Ein anderer Peter nimmt einen zweiten Anlauf, sein EchoRomeo erklingen zu lassen. Diesmal: Cardinal Meisner.

Heute traf ich unsere Nachbarn vor dem Haus. Das allein wäre noch keine Meldung wert, aber sie fragten mich, ob ich schon die Westdeutsche Zeitung gelesen hätte. Offensichtlich hat Kardinal Meisner wieder zur «C»-Frage der CDU Stellung genommen. Und laut Nachbarberichten (beide evangelisch) gesagt, die CDU solle endlich auf das «C» in ihrem Namen verzichten. Was christlich sei, befinde in Deutschland ohehin nicht eine Partei, sondern (und jetzt kommt’s!) die Katholische Kirche. Und überhaupt sei die Ökumene, die der Papst meine, weniger auf die Evangelischen als vielmehr auf die Orthodoxen gerichtet.

Nun bin ich einmal gespannt, was er denn nun wirklich gesagt hat.

Lieber Peter, was er wirklich gesagt hat, weiß ich auch nicht. Die Berliner Morgenpost bringt eine stark eingekürzte epd-Meldung:

Kardinal: “C” streichen

Der Kölner Kardinal Joachim Meisner hat die Unionsparteien aufgefordert, das C aus ihren Parteinamen zu streichen. “Was christlich ist, kann nicht die CDU definieren, das machen wir”, sagte der für seine konservativen Positionen bekannte Erzbischof.
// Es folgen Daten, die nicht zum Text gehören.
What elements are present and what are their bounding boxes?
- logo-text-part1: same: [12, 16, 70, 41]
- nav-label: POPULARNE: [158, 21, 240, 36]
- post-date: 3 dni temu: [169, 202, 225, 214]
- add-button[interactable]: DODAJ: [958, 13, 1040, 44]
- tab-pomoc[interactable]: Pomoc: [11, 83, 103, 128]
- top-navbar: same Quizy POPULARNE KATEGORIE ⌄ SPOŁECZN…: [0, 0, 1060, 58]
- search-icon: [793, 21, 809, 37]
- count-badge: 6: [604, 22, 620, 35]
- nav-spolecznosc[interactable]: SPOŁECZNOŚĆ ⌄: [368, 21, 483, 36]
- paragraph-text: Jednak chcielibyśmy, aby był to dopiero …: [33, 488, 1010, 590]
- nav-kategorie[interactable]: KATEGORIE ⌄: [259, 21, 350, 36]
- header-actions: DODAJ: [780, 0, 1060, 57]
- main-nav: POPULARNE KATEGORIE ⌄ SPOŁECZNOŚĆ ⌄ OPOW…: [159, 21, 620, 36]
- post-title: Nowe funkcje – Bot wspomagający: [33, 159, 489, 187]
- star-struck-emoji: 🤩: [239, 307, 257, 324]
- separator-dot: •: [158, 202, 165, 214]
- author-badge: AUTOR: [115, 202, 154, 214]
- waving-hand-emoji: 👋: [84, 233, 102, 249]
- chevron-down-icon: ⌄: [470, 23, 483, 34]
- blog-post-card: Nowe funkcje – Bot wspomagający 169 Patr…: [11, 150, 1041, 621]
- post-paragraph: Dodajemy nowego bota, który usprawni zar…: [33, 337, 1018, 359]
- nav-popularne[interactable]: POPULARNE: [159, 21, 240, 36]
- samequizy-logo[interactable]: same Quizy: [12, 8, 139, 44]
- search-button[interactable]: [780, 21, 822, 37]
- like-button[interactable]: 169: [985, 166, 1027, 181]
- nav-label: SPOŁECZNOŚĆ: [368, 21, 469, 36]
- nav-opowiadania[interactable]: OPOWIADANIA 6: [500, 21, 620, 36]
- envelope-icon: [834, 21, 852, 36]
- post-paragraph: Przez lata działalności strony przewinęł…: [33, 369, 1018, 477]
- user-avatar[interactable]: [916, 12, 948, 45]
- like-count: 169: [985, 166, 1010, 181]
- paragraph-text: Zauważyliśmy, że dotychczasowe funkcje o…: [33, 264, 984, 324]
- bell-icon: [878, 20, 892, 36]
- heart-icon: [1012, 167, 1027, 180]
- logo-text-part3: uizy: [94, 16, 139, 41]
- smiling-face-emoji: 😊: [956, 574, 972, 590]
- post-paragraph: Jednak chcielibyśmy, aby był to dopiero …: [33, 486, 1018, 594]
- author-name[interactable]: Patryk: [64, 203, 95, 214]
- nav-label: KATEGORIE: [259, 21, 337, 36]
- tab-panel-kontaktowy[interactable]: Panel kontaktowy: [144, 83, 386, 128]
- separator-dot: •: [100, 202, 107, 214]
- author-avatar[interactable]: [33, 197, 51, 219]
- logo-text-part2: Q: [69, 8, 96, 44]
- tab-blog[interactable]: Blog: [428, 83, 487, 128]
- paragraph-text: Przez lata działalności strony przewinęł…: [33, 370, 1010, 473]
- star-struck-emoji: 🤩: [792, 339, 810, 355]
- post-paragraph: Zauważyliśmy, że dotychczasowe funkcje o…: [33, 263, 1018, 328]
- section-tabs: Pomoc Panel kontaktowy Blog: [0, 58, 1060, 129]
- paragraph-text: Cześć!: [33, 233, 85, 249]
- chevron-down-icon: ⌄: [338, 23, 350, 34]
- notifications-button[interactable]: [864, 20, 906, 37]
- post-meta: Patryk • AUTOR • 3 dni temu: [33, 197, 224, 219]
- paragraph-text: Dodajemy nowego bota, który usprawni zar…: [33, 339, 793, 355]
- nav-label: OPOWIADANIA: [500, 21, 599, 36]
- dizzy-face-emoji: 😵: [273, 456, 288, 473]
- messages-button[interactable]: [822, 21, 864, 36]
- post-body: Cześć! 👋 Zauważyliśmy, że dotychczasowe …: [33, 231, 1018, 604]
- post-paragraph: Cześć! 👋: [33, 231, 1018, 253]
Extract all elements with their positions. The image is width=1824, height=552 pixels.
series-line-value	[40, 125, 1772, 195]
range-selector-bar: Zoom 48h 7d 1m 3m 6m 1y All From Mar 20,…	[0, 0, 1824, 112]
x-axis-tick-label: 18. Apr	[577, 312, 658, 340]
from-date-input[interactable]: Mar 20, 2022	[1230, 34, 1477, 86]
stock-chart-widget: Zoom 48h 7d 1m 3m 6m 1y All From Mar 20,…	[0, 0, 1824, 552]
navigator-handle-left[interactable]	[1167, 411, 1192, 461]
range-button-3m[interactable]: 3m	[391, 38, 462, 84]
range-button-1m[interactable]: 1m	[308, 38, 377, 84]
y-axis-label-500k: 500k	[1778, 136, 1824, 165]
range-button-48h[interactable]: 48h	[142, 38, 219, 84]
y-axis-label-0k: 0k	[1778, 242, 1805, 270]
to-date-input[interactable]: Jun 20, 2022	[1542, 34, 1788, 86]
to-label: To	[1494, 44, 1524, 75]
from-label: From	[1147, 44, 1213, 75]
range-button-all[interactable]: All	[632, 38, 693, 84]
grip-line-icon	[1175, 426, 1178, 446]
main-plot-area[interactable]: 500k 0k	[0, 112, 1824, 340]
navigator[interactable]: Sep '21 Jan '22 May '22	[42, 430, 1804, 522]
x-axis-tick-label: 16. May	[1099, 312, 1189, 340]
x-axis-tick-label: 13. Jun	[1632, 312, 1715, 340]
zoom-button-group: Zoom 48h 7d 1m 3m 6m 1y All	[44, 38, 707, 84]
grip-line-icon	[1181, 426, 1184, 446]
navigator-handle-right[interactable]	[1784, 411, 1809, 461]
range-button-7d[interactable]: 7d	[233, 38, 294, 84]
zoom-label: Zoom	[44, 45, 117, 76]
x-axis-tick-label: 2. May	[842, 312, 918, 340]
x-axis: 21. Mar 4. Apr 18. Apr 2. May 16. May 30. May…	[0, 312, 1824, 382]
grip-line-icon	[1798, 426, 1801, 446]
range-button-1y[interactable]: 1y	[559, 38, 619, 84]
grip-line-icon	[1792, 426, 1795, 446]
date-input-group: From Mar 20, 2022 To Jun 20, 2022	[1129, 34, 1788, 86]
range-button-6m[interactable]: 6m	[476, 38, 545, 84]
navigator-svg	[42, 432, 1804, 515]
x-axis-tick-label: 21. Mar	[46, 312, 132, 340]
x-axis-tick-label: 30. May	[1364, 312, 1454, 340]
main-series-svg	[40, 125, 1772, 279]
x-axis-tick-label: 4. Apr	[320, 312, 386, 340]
Meisner bekräftigte den absoluten Wahrheitsanspruch der katholischen Kirche und seine umstrittenen Haltungen in Fragen von Moral und Ökumene. Reformen seiner Kirche lehnt er ab. epd

Vielleicht wird ja meine Bitte um ein Medientraining für Meisner irgendwann erhört.

Nachtrag: Ralf stellt ein paar Überlegungen zur Verantwortung des Hirten im Allgemeinen und Meisners im Besonderen an.